Há diversos outros casos em que setor público e setor privado podem colaborar com a troca de dados para o benefício da sociedade. A parceria entre a Cidade do Rio de Janeiro e o Waze, por exemplo, forneceu aos gestores públicos uma série de informações importantes sobre a ocorrência de engarrafamentos, de acidentes, problemas nas vias etc. A atuação da cidade no combate a pontos de alagamento prioritários levou em consideração os alertas de tráfego informados pelos próprios cidadãos através do Waze. A troca de dados entre o setor público e o privado pode ser um fator de fortalecimento da participação democrática na administração pública, como neste caso.
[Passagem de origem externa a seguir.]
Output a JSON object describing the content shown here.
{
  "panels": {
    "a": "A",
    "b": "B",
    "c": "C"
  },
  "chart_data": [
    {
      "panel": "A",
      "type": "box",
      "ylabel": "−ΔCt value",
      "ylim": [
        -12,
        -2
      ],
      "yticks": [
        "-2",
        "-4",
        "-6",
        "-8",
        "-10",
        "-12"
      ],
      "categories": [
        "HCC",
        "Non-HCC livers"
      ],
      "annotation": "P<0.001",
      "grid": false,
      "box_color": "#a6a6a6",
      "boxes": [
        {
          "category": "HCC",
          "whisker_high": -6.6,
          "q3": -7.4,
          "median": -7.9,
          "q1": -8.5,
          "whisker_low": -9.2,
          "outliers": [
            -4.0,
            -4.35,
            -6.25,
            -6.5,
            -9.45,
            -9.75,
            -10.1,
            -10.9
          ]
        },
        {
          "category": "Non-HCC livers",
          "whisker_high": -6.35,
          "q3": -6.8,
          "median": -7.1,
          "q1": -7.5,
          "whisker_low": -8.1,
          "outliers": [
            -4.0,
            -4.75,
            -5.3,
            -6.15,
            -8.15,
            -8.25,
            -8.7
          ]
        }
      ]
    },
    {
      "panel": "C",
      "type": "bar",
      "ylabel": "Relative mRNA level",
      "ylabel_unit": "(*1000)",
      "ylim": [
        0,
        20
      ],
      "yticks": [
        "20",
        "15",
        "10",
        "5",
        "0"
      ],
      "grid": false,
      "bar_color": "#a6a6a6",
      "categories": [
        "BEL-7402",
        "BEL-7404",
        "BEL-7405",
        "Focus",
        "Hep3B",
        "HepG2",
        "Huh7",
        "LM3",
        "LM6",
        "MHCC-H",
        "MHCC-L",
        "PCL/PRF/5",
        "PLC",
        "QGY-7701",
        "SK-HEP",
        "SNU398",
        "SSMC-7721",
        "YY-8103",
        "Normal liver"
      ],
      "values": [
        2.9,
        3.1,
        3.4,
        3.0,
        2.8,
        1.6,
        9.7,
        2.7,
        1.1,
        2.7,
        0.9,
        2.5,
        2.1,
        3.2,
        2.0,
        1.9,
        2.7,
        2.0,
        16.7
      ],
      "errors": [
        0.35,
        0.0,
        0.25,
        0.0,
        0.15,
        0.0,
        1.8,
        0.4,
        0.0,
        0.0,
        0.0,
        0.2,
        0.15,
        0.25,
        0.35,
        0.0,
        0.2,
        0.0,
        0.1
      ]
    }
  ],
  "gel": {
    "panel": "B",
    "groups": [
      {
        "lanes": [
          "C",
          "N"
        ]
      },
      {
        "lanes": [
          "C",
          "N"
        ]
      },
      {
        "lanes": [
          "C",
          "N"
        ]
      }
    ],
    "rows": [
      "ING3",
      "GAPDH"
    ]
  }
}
Em contrapartida, todas as alterações viárias realizadas na cidade são informadas ao Waze e outros aplicativos de mapas para que as rotas oferecidas aos seus usuários sejam as melhores possíveis. A título de exemplo, as mudanças no centro do Rio de Janeiro em decorrência do fechamento do Elevado da Perimetral, os desvios em Copacabana por conta do Reveillon, os desvios e fechamentos de acordo com a agenda de blocos de carnaval foram informados para que os aplicativos recomendassem rotas que não passassem por tais locais.
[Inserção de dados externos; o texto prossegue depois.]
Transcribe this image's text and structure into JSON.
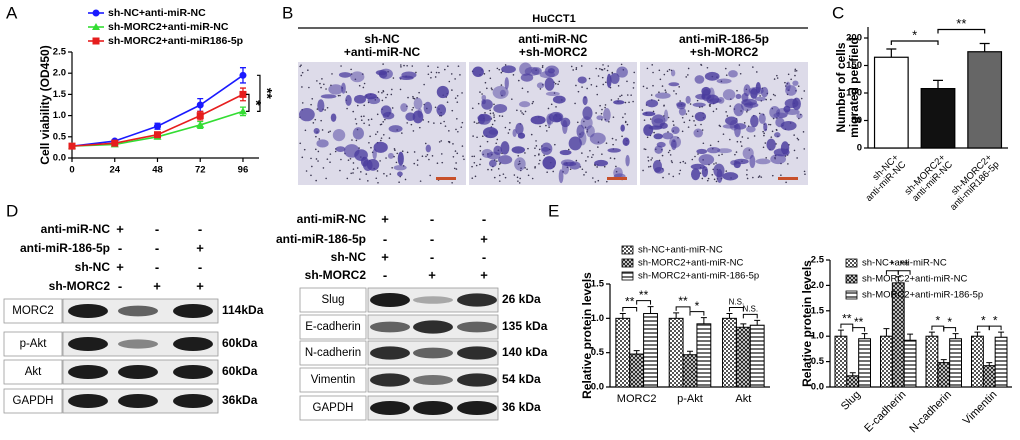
{
  "panel_labels": [
    "A",
    "B",
    "C",
    "D",
    "E"
  ],
  "chart_data": [
    {
      "type": "line",
      "legend": "upper left",
      "ylabel": "Cell viability (OD450)",
      "x": [
        0,
        24,
        48,
        72,
        96
      ],
      "xlim": [
        0,
        105
      ],
      "xticks": [
        0,
        24,
        48,
        72,
        96
      ],
      "ylim": [
        0,
        2.5
      ],
      "yticks": [
        {
          "value": 0,
          "label": "0.0"
        },
        {
          "value": 0.5,
          "label": "0.5"
        },
        {
          "value": 1,
          "label": "1.0"
        },
        {
          "value": 1.5,
          "label": "1.5"
        },
        {
          "value": 2,
          "label": "2.0"
        },
        {
          "value": 2.5,
          "label": "2.5"
        }
      ],
      "series": [
        {
          "name": "sh-NC+anti-miR-NC",
          "color": "#1a1aff",
          "marker": "circle",
          "values": [
            0.28,
            0.4,
            0.75,
            1.25,
            1.95
          ],
          "errors": [
            0.02,
            0.03,
            0.07,
            0.15,
            0.18
          ]
        },
        {
          "name": "sh-MORC2+anti-miR-NC",
          "color": "#33dd33",
          "marker": "triangle",
          "values": [
            0.28,
            0.32,
            0.5,
            0.78,
            1.1
          ],
          "errors": [
            0.02,
            0.02,
            0.05,
            0.08,
            0.1
          ]
        },
        {
          "name": "sh-MORC2+anti-miR186-5p",
          "color": "#e61e1e",
          "marker": "square",
          "values": [
            0.28,
            0.35,
            0.55,
            1.0,
            1.5
          ],
          "errors": [
            0.02,
            0.03,
            0.05,
            0.1,
            0.15
          ]
        }
      ],
      "significance": [
        "**",
        "*"
      ]
    },
    {
      "type": "bar",
      "ylabel": [
        "Number of cells",
        "migrated per field"
      ],
      "categories": [
        [
          "sh-NC+",
          "anti-miR-NC"
        ],
        [
          "sh-MORC2+",
          "anti-miR-NC"
        ],
        [
          "sh-MORC2+",
          "anti-miR186-5p"
        ]
      ],
      "values": [
        165,
        108,
        175
      ],
      "errors": [
        15,
        15,
        15
      ],
      "colors": [
        "#ffffff",
        "#111111",
        "#666666"
      ],
      "ylim": [
        0,
        220
      ],
      "yticks": [
        0,
        50,
        100,
        150,
        200
      ],
      "significance": [
        "*",
        "**"
      ]
    },
    {
      "type": "grouped_bar",
      "legend": "upper left",
      "xtick_rotation": 0,
      "ylabel": "Relative protein levels",
      "categories": [
        "MORC2",
        "p-Akt",
        "Akt"
      ],
      "ylim": [
        0,
        1.5
      ],
      "yticks": [
        {
          "value": 0,
          "label": "0.0"
        },
        {
          "value": 0.5,
          "label": "0.5"
        },
        {
          "value": 1,
          "label": "1.0"
        },
        {
          "value": 1.5,
          "label": "1.5"
        }
      ],
      "series": [
        {
          "name": "sh-NC+anti-miR-NC",
          "color": "#555555",
          "pattern": "checker",
          "values": [
            1.0,
            1.0,
            1.0
          ],
          "errors": [
            0.07,
            0.08,
            0.07
          ]
        },
        {
          "name": "sh-MORC2+anti-miR-NC",
          "color": "#222222",
          "pattern": "crosshatch",
          "values": [
            0.48,
            0.47,
            0.87
          ],
          "errors": [
            0.05,
            0.05,
            0.05
          ]
        },
        {
          "name": "sh-MORC2+anti-miR-186-5p",
          "color": "#333333",
          "pattern": "horizontal",
          "values": [
            1.07,
            0.92,
            0.9
          ],
          "errors": [
            0.1,
            0.09,
            0.07
          ]
        }
      ],
      "significance": [
        [
          "**",
          "**"
        ],
        [
          "**",
          "*"
        ],
        [
          "N.S.",
          "N.S."
        ]
      ]
    },
    {
      "type": "grouped_bar",
      "legend": "upper left",
      "xtick_rotation": 45,
      "ylabel": "Relative protein levels",
      "categories": [
        "Slug",
        "E-cadherin",
        "N-cadherin",
        "Vimentin"
      ],
      "ylim": [
        0,
        2.5
      ],
      "yticks": [
        {
          "value": 0,
          "label": "0.0"
        },
        {
          "value": 0.5,
          "label": "0.5"
        },
        {
          "value": 1,
          "label": "1.0"
        },
        {
          "value": 1.5,
          "label": "1.5"
        },
        {
          "value": 2,
          "label": "2.0"
        },
        {
          "value": 2.5,
          "label": "2.5"
        }
      ],
      "series": [
        {
          "name": "sh-NC+anti-miR-NC",
          "color": "#555555",
          "pattern": "checker",
          "values": [
            1.0,
            1.0,
            1.0,
            1.0
          ],
          "errors": [
            0.12,
            0.15,
            0.08,
            0.08
          ]
        },
        {
          "name": "sh-MORC2+anti-miR-NC",
          "color": "#222222",
          "pattern": "crosshatch",
          "values": [
            0.22,
            2.05,
            0.48,
            0.42
          ],
          "errors": [
            0.06,
            0.12,
            0.06,
            0.06
          ]
        },
        {
          "name": "sh-MORC2+anti-miR-186-5p",
          "color": "#333333",
          "pattern": "horizontal",
          "values": [
            0.95,
            0.92,
            0.95,
            0.98
          ],
          "errors": [
            0.1,
            0.12,
            0.1,
            0.1
          ]
        }
      ],
      "significance": [
        [
          "**",
          "**"
        ],
        [
          "*",
          "**"
        ],
        [
          "*",
          "*"
        ],
        [
          "*",
          "*"
        ]
      ]
    }
  ],
  "migration_assay": {
    "title": "HuCCT1",
    "columns": [
      [
        "sh-NC",
        "+anti-miR-NC"
      ],
      [
        "anti-miR-NC",
        "+sh-MORC2"
      ],
      [
        "anti-miR-186-5p",
        "+sh-MORC2"
      ]
    ]
  },
  "western_blots": [
    {
      "conditions": [
        {
          "label": "anti-miR-NC",
          "signs": [
            "+",
            "-",
            "-"
          ]
        },
        {
          "label": "anti-miR-186-5p",
          "signs": [
            "-",
            "-",
            "+"
          ]
        },
        {
          "label": "sh-NC",
          "signs": [
            "+",
            "-",
            "-"
          ]
        },
        {
          "label": "sh-MORC2",
          "signs": [
            "-",
            "+",
            "+"
          ]
        }
      ],
      "bands": [
        {
          "protein": "MORC2",
          "size": "114kDa"
        },
        {
          "protein": "p-Akt",
          "size": "60kDa"
        },
        {
          "protein": "Akt",
          "size": "60kDa"
        },
        {
          "protein": "GAPDH",
          "size": "36kDa"
        }
      ]
    },
    {
      "conditions": [
        {
          "label": "anti-miR-NC",
          "signs": [
            "+",
            "-",
            "-"
          ]
        },
        {
          "label": "anti-miR-186-5p",
          "signs": [
            "-",
            "-",
            "+"
          ]
        },
        {
          "label": "sh-NC",
          "signs": [
            "+",
            "-",
            "-"
          ]
        },
        {
          "label": "sh-MORC2",
          "signs": [
            "-",
            "+",
            "+"
          ]
        }
      ],
      "bands": [
        {
          "protein": "Slug",
          "size": "26 kDa"
        },
        {
          "protein": "E-cadherin",
          "size": "135 kDa"
        },
        {
          "protein": "N-cadherin",
          "size": "140 kDa"
        },
        {
          "protein": "Vimentin",
          "size": "54 kDa"
        },
        {
          "protein": "GAPDH",
          "size": "36 kDa"
        }
      ]
    }
  ]
}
A utilização de dados de câmeras leitoras de placas de veículo já foram utilizadas, também em testes preliminares, para identificação de veículos roubados e não-recuperados, com uma taxa de localização de 40%. Um número altíssimo também a um custo extremamente baixo.

Conclusão

Como vimos, o mercado de dados é bastante novo e tem crescido de forma absolutamente incomparável com qualquer outro setor da economia. Sua regulação, entretanto, ainda não existe no Brasil, e os debates ainda estão em fase relativamente inicial.
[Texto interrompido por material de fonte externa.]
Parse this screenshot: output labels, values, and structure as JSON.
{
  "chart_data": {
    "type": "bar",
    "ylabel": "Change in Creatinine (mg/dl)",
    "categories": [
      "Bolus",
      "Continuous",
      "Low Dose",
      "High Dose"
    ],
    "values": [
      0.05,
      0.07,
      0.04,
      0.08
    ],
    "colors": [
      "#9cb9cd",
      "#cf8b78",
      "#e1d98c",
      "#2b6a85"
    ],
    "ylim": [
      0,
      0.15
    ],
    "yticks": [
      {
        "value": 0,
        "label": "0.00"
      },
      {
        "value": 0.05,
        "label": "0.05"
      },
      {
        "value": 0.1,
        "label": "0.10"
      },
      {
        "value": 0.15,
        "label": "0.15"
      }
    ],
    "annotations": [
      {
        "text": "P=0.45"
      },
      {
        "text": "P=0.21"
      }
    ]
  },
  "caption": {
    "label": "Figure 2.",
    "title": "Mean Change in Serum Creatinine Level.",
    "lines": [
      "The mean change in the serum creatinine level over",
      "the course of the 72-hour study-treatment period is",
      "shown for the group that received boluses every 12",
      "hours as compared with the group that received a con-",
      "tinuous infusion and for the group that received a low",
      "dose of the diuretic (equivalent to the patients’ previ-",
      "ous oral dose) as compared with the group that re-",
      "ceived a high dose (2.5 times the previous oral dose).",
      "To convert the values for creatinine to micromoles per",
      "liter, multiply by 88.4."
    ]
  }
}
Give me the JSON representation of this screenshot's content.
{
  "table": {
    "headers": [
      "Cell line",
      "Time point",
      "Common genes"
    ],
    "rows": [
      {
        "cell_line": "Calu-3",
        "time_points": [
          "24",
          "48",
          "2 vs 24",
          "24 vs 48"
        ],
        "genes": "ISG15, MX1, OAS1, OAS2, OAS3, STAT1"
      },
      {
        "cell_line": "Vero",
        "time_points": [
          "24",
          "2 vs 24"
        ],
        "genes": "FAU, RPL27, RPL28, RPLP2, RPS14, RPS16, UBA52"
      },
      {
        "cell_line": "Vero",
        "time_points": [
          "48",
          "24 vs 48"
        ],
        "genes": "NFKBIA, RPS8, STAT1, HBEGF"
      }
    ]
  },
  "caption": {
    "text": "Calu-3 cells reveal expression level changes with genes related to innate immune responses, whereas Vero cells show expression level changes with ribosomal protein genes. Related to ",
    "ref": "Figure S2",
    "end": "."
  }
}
Em uma visão liberal-garantista, talvez o ponto mais importante a ser discutido seja a elaboração de uma lei de proteção de dados pessoais. Apesar de importante, os modelos existentes se mostraram insuficientes para conter abusos. Especialmente por conta da questão territorial, já que as maiores detentoras de dados, em geral, são empresas sediadas nos EUA, afastadas, portanto, da jurisdição brasileira. A necessidade de proteção a dados pessoais existe, mas precisa ser tratada na esfera internacional para que se alcance a efetividade necessária.

Por outro lado, em uma visão utilitarista-publicista, muito pouco, ou quase nada, tem sido discutido a respeito das possibilidades de utilização, pelo poder público, de dados gerados pelo setor privado para elaboração de políticas e soluções públicas. Esse é um debate já bastante evoluído em outras áreas, como na utilização de recursos do subsolo, na ocupação de espaços urbanos, no setor financeiro; mas ainda inexistente no que toca à utilização de dados. É preciso colocar na pauta a discussão relativa ao interesse público no acesso a dados do setor privado e, especialmente, os limites, para ambos os setores, no que toca aos dados privados.

O Brasil, por uma série de coincidências, encontra-se em posição privilegiada para assumir papel de liderança internacional nesse tema. Se por um lado estamos atrasados na elaboração de uma lei de proteção a dados pessoais, por outro temos a oportunidade de aprender com os erros dos demais para a elaboração de um quadro normativo mais eficaz. Ao mesmo tempo, o posicionamento protagonista recente do Brasil em foros internacionais frente às violações internacionais de dados nacionais também nos coloca em posição própria para proposições inovadoras.

Assim, o caminho a seguir passa, necessariamente pelo tratamento da proteção de dados pessoais. Mas não pode ficar restrito ao tratamento interno da questão e nem se esgotar nela. É preciso que o mercado de dados seja tratado não apenas como mais um mercado, mas como uma questão de estado.